Berbagai upaya telah dilakukan untuk memberantas korupsi mulai dari upaya pembaruan-pembaruan hukum, peningkatan kapasitas terhadap para penegak hukum, namun tingkat korupsi di Indonesia bukannya semakin berkurang akan tetapi semakin berkembang dengan pesat baik dari jumlah pelakunya serta nilai korupsinya juga semakin besar dan sudah dilakukan secara sistematis dan meluas ke berbagai aspek dan hampir semua tingkatan lembaga. Ironisnya justru di lembaga-lembaga penegak hukum (kepolisian, kejaksaan, pengadilan) menjadi suatu realitas dimana tingkat korupsinya menempati podium teratas yang sangat sulit dibuktikan melalui prosedur atau sistem hukum yang berlaku. Bukan saja karena praktik korupsi itu dilakukan oleh orang-orang yang menguasai seluk beluk peradilan, tetapi juga karena praktik korupsi tersebut terjadi di institusi yang memiliki otoritas untuk menentukan sebuah tindakan dapat dikategorikan sebagai kejahatan atau bukan. Karena, korupsi melibatkan semua  aktor di dalamnya mulai dari Polisi, Jaksa, Hakim, dan Panitera, bahkan terjadi di semua tingkatan, juga pengacara dan masyarakat pencari keadilan itu sendiri. Para pelaku praktik korupsi di lembaga-lembaga peradilan senantiasa berlindung di balik klaim otoritas independensi lembaganya, apakah itu yang dimiliki oleh Pengadilan, Kejaksaan, maupun Kepolisian.

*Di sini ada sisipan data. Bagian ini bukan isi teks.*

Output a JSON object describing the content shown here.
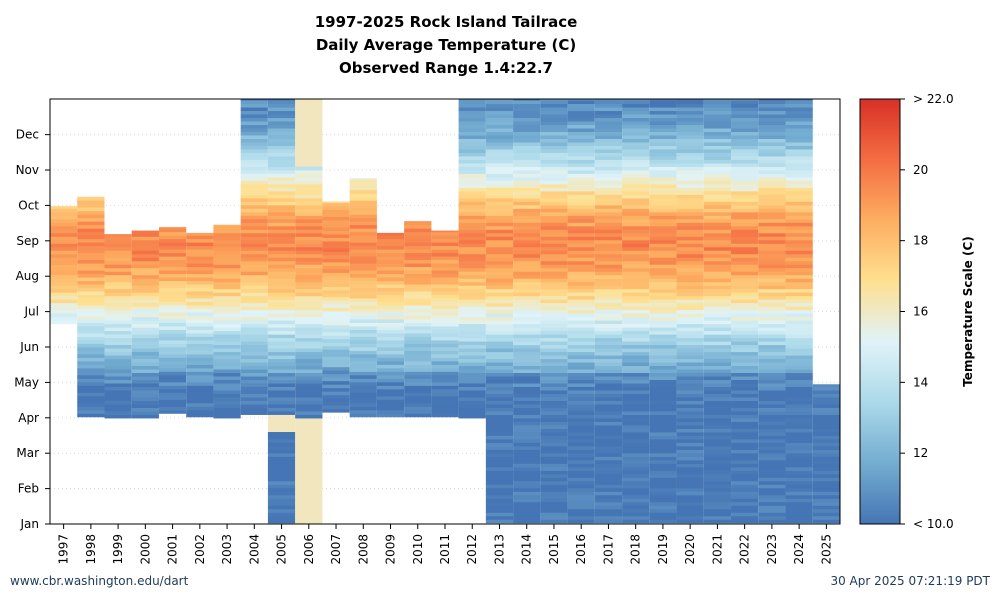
{
  "titles": {
    "line1": "1997-2025 Rock Island Tailrace",
    "line2": "Daily Average Temperature (C)",
    "line3": "Observed Range 1.4:22.7"
  },
  "footer": {
    "left": "www.cbr.washington.edu/dart",
    "right": "30 Apr 2025 07:21:19 PDT"
  },
  "colorbar": {
    "label": "Temperature Scale (C)",
    "ticks": [
      "< 10.0",
      "12",
      "14",
      "16",
      "18",
      "20",
      "> 22.0"
    ],
    "stops": [
      "#4575b4",
      "#74add1",
      "#abd9e9",
      "#e0f3f8",
      "#fee090",
      "#fdae61",
      "#f46d43",
      "#d73027"
    ]
  },
  "chart_data": {
    "type": "heatmap",
    "title": "1997-2025 Rock Island Tailrace",
    "subtitle": "Daily Average Temperature (C) — Observed Range 1.4:22.7",
    "xlabel": "",
    "ylabel": "",
    "colorbar_label": "Temperature Scale (C)",
    "zlim": [
      10,
      22
    ],
    "grid": true,
    "years": [
      "1997",
      "1998",
      "1999",
      "2000",
      "2001",
      "2002",
      "2003",
      "2004",
      "2005",
      "2006",
      "2007",
      "2008",
      "2009",
      "2010",
      "2011",
      "2012",
      "2013",
      "2014",
      "2015",
      "2016",
      "2017",
      "2018",
      "2019",
      "2020",
      "2021",
      "2022",
      "2023",
      "2024",
      "2025"
    ],
    "months": [
      "Jan",
      "Feb",
      "Mar",
      "Apr",
      "May",
      "Jun",
      "Jul",
      "Aug",
      "Sep",
      "Oct",
      "Nov",
      "Dec"
    ],
    "coverage_day_of_year": [
      {
        "year": "1997",
        "start": 172,
        "end": 273
      },
      {
        "year": "1998",
        "start": 92,
        "end": 281
      },
      {
        "year": "1999",
        "start": 91,
        "end": 249
      },
      {
        "year": "2000",
        "start": 91,
        "end": 252
      },
      {
        "year": "2001",
        "start": 95,
        "end": 255
      },
      {
        "year": "2002",
        "start": 92,
        "end": 250
      },
      {
        "year": "2003",
        "start": 91,
        "end": 257
      },
      {
        "year": "2004",
        "start": 94,
        "end": 365
      },
      {
        "year": "2005",
        "start": 1,
        "end": 365,
        "note": "Jan-Mar and Apr-Dec separated by a gap near late Mar"
      },
      {
        "year": "2006",
        "start": 1,
        "end": 365
      },
      {
        "year": "2007",
        "start": 96,
        "end": 277
      },
      {
        "year": "2008",
        "start": 92,
        "end": 297
      },
      {
        "year": "2009",
        "start": 92,
        "end": 250
      },
      {
        "year": "2010",
        "start": 92,
        "end": 260
      },
      {
        "year": "2011",
        "start": 92,
        "end": 252
      },
      {
        "year": "2012",
        "start": 91,
        "end": 365
      },
      {
        "year": "2013",
        "start": 1,
        "end": 365
      },
      {
        "year": "2014",
        "start": 1,
        "end": 365
      },
      {
        "year": "2015",
        "start": 1,
        "end": 365
      },
      {
        "year": "2016",
        "start": 1,
        "end": 365
      },
      {
        "year": "2017",
        "start": 1,
        "end": 365
      },
      {
        "year": "2018",
        "start": 1,
        "end": 365
      },
      {
        "year": "2019",
        "start": 1,
        "end": 365
      },
      {
        "year": "2020",
        "start": 1,
        "end": 365
      },
      {
        "year": "2021",
        "start": 1,
        "end": 365
      },
      {
        "year": "2022",
        "start": 1,
        "end": 365
      },
      {
        "year": "2023",
        "start": 1,
        "end": 365
      },
      {
        "year": "2024",
        "start": 1,
        "end": 365
      },
      {
        "year": "2025",
        "start": 1,
        "end": 120
      }
    ],
    "peak_temperature_day_approx": 240,
    "peak_temperature_approx": 19.5,
    "missing_fill_years": [
      "2005",
      "2006"
    ]
  }
}
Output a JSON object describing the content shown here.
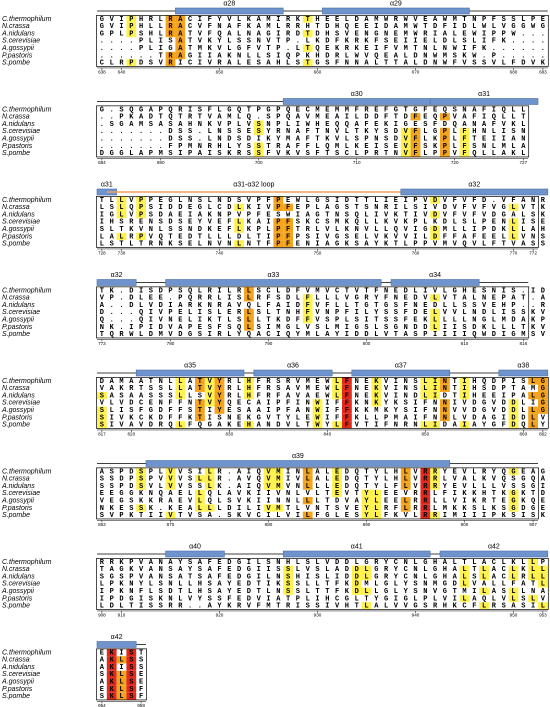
{
  "species": [
    "C.thermophilum",
    "N.crassa",
    "A.nidulans",
    "S.cerevisiae",
    "A.gossypii",
    "P.pastoris",
    "S.pombe"
  ],
  "colors": {
    "full": "#e2291b",
    "high": "#f4a31c",
    "mid": "#fff24f"
  },
  "blocks": [
    {
      "helices": [
        "α28",
        "α29"
      ],
      "rows": [
        "GVIPHRLRACIFYVLKAMIRKTHEELDAMWRWVEAWMTNPFSSLPE",
        "GVIPHLLRACVFNAFKAMLRRHTDHQEEIDAMWTDFIDLWLVGGWG",
        "GPLPSHLRATVFQALNAGIRDTDHSVENGNEMWRIALEWIPPW...",
        "....PLISATVKYLSSNVTP.LKDFKRKFSEIIELDLSLIFK....",
        "....PLIGATMKVLGFVTP.LTQEKRKEIFVMTNLNWIFK......",
        "......TRAGIIAKNLLSIQPKHDRLWVQEALDNWMSKW.P.....",
        "CLRPDSVRICIVRALESAHLSTGSFNNALTTALDNWFVSSVLFDVK"
      ],
      "numbers": [
        638,
        640,
        650,
        660,
        670,
        680,
        683
      ]
    },
    {
      "helices": [
        "α30",
        "α31"
      ],
      "rows": [
        "G.SQGAPQRISFLGQTPGPQECMEMMFREFGTGFEQSNAFIQLL",
        "..PKADTQTRTVAMLQ.SPQAVMEAILDDFTDFEQPVAFIQLLT",
        ".SGAMSASAHNKVPLVSNPLIWHEQQAFEKIGESFDQANAFVKL",
        ".......DSS.LNSSESYRNAFTNVLTKYSDVFLGPLFHNLISN",
        ".......DSS.LNDSDIKYMAFTKVLSPNSDVFLKPLFTEIIAN",
        ".......FPMNRHLYSSTRAFFLQMLKEISEVFSKPLFSNLMLA",
        "DGGLAPMSIPAISKRSSFVKVSFTSCLPRTNVFLPPVFQLLAKL"
      ],
      "numbers": [
        684,
        690,
        700,
        710,
        720,
        727
      ]
    },
    {
      "helices": [
        "α31",
        "α31-α32 loop",
        "α32"
      ],
      "rows": [
        "TLLVPPEGLNSLNDSVPFPEWLGSIDTTLIEIPVDVFVFD.VFANR",
        "LSLQPSIDDEGLCDLKIVPFEPLAGSTSNRILSIVDVFVFVGLVTK",
        "IGLVPSDAEIAKNPVPFESWIAGTNSQLIVKTIVDVFVFVDGALSK",
        "IHSRENSDSEYVEFLKAIPFSKCSMKQLLKVKPLKDLSLPENLISE",
        "SLTKVNLSSNDKEFLKPLPFTRLVLKNVLLQVIGDMLLIPDKLLAH",
        "LALRPVQTEDTLLLDLTIPFPSIVGSELVKVVILDFFAFEELLVNS",
        "LSTLTRNKSELNVNLNTFPFENIAGKSAYKTLPPVMVQVLFTVASS"
      ],
      "numbers": [
        728,
        730,
        740,
        750,
        760,
        770,
        772
      ]
    },
    {
      "helices": [
        "α32",
        "α33",
        "α34"
      ],
      "rows": [
        "TK.DISDPSQLRILRLSCLDFVMVCTVTFNEDLIVLGHESNIS.IDA",
        "VP.DLEE.PQRRLISLRFSDLFLLLVGRYFNEDVLVTALNEPAT.AE",
        "A..DLVDIARKNRAVQLFAIDFVFLLTGTGSFNEDLLSSVEHP..RY",
        "D...QIVPELISLERLSLTNHFVNPFILYSSFDELVVLNDLISSKV.",
        "Q...QIVNELIKTLSLLTKDFFVSPLSITSSFEKLLLLNGLMDAKP.",
        "NK.IPIDVAPESFSQLSIMGLVSLMIGSLSGNDDLIISDKLLLTKV.",
        "TQRWLDMVDGSIRLYQACIQYMLAYIDDLVTASPIIIIQWDIGMSVK"
      ],
      "numbers": [
        773,
        780,
        790,
        800,
        810,
        816
      ]
    },
    {
      "helices": [
        "α35",
        "α36",
        "α37",
        "α38"
      ],
      "rows": [
        "DAMAATNLLATVYRLHFRSRVMEWLFNEKVINSLINTIHQDPISLGS",
        "VAKRTSSLLATVYRLHFRSAVMEWLFNEKVINSLINTIHSDPTAMGS",
        "SASAASSSLLSVYRLHFRFAVAEWLFNEKVINDLIDTIHEEIPALGS",
        "VLVDCENFFNTVYQECAIPFINWIFFKNKYKSIFNNIVDGVDDLIGS",
        "SLISFGDFFSTIYESAAIPFANWIFFKKMKYSIFNNVVDGVDDLLGS",
        "SIVKCKDFFKTISNEKGVTYLEWIFFKLLPMAIFNNLVDAGIDDLVS",
        "SIVAVDRQLFQGAKEHANDVLTWYLFVTIFNRNLIDAIAYGFDQLYS"
      ],
      "numbers": [
        817,
        820,
        830,
        840,
        850,
        860,
        862
      ]
    },
    {
      "helices": [
        "α39"
      ],
      "rows": [
        "ASPDSPLVVSILR.AIQVMINLALEDQTYLHLVRRYEVLRYQGEAGV",
        "SSDPSPVVVSLLR.AVQVMIVLALEDQTYLHLVRRLVALKVQSGQAN",
        "SSPDSVLVVSSLK.AIQVMVNLLLEDQTYLFLVRRYEVLLLVSSGIQ",
        "EEGGKNQAELLQLAVKIIVNLVLTEVTYLEEVRRLFIKKHTKGKTDY",
        "VEGSKKRAEVLQLSVKIINNLLLTDVAYLEELRRLLVIKRTEGKQEQ",
        "NKESSK.KEALLLDILIVMTLVNTSVEYLRFLRRLMKKSLKSGDGEQ",
        "SVPKTIIVTVSA.SKVCILVILFGLESYLFKVLRRIMIIIPKSISKY"
      ],
      "numbers": [
        863,
        870,
        880,
        890,
        900,
        907
      ]
    },
    {
      "helices": [
        "α40",
        "α41",
        "α42"
      ],
      "rows": [
        "RRKPVANAYSAFEDGILSNHLSLVDDLGRYCNLGHALTLACLKLLP",
        "TAGKVANSAYSAFEDGIISSLVSLADDLGRYCNLGHALTLACLKLL",
        "SGSPVANSATSAFEDGILNSHISLIDDLGRYCNLGHALSLACLRLL",
        "LPKNYLSNLLHSAYEDTIKSSLLTFKDMLGLYSNMGDLVALLFATL",
        "IPKNFLSDTLHSAYEDTLNSSLTTFKDLLGLYSNVGTMILASLLNA",
        "IPDGISKNLVYSSFEDVIATPLIHCGLTYGIGLPLVILAQLVLSLV",
        "LDLTISSRR..AYKRVFMTRISSIVHTLALVVGSRHKCFLRSASIL"
      ],
      "numbers": [
        908,
        910,
        920,
        930,
        940,
        950,
        953
      ]
    },
    {
      "helices": [
        "α42"
      ],
      "rows": [
        "EKIST",
        "AKLSS",
        "AKISS",
        "SKLSE",
        "AKLSE",
        "EKLSF",
        "SKLSF"
      ],
      "numbers": [
        954,
        958
      ]
    }
  ]
}
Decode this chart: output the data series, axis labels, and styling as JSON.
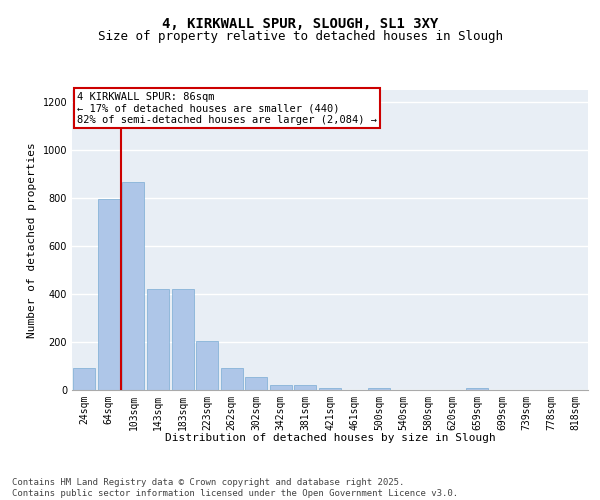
{
  "title_line1": "4, KIRKWALL SPUR, SLOUGH, SL1 3XY",
  "title_line2": "Size of property relative to detached houses in Slough",
  "xlabel": "Distribution of detached houses by size in Slough",
  "ylabel": "Number of detached properties",
  "categories": [
    "24sqm",
    "64sqm",
    "103sqm",
    "143sqm",
    "183sqm",
    "223sqm",
    "262sqm",
    "302sqm",
    "342sqm",
    "381sqm",
    "421sqm",
    "461sqm",
    "500sqm",
    "540sqm",
    "580sqm",
    "620sqm",
    "659sqm",
    "699sqm",
    "739sqm",
    "778sqm",
    "818sqm"
  ],
  "values": [
    90,
    795,
    865,
    420,
    420,
    205,
    90,
    55,
    20,
    20,
    10,
    0,
    10,
    0,
    0,
    0,
    10,
    0,
    0,
    0,
    0
  ],
  "bar_color": "#aec6e8",
  "bar_edge_color": "#7aacd4",
  "vline_x": 1.5,
  "vline_color": "#cc0000",
  "annotation_text": "4 KIRKWALL SPUR: 86sqm\n← 17% of detached houses are smaller (440)\n82% of semi-detached houses are larger (2,084) →",
  "annotation_box_color": "#cc0000",
  "ylim": [
    0,
    1250
  ],
  "yticks": [
    0,
    200,
    400,
    600,
    800,
    1000,
    1200
  ],
  "background_color": "#e8eef5",
  "grid_color": "#ffffff",
  "footer_line1": "Contains HM Land Registry data © Crown copyright and database right 2025.",
  "footer_line2": "Contains public sector information licensed under the Open Government Licence v3.0.",
  "title_fontsize": 10,
  "subtitle_fontsize": 9,
  "axis_label_fontsize": 8,
  "tick_fontsize": 7,
  "annotation_fontsize": 7.5,
  "footer_fontsize": 6.5
}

            Keterjalinan diantara aktor-aktor itu dari waktu ke waktu telah terbangun sedemikian rupa, sehingga nyaris menyerupai organisasi mafia yang terorganisir meskipun tidak berbentuk. Sudah menjadi rahasia umum suatu perkara perdata atau pidana serta perkara yang berkaitan dengan hukum apapun pada dasarnya bisa "diatur" oleh pemesan mulai dari tingkat penyelidikan, penyidikan, penuntutan, putusan hakim hingga peninjauan kembali di Mahkamah Agung. Bahkan dalam prakteknya, ketika memutus perkara pengadilan ibarat lembaga balai lelang, yakni tergantung siapa yang berani bayar paling tinggi. Walaupun beberapa kasus-kasus penyimpangan putusan pengadilan juga karena ada faktor intervensi politik. Umumnya orang menilai korupsi di lembaga pengadilan ini disebabkan karena gaji yang rendah, sistem rekruitmen dan karier yang kolutif, dan sistem pengawasan internal dan sanksi yang tidak dilakukan secara profesional, serta diperparah dengan sistem administrasi pengadilan yang tidak transparan. 
Terjadinya korupsi di Indonesia akibat buruknya  kinerja birokrasi di Indonesia. Birokrasi yang berbelit-belit dan panjang dapat menimbulkan terjadinya KKN dan ini terjadi dihampir semua lembaga dan bahkan semua aspek baik ekonomi, sosial, budaya, politik, hukum dan sebagainya. Selain itu, alasan klasik terjadinya korupsi di Indonesia selalu dikaitkan dengan pola rekruitmen pegawai, gaji rendah dsb. Pola rekruitmen pegawai yang tidak sehat pasti akan melahirkan nepotisme, dari nepotisme akan melahirkan kolusi dan pada akhirnya akan bermuara pada korupsi. Sementara itu, alasan pejabat melakukan korupsi karena rendahnya gaji perlu pengkajian yang lebih mendalam. Menurut penulis, kecenderungan manusia memiliki sifat yang tidak puas terhadap apa yang dimiliki sehingga tidak akan pernah merasa berkecukupan. Pada umumnya, sebelum orang mengikatkan diri dalam sebuah institusi sebagai pegawai, sudah mengetahui kisaran gaji yang dihasilkan. Bagi mereka yang merasa kebutuhannya tidak terpenuhi, tentu harus memilih pekerjaan yang lain. Untuk itu, rendahnya gaji tidak bisa dijadikan alasan pembenar untuk dapat melakukan korupsi.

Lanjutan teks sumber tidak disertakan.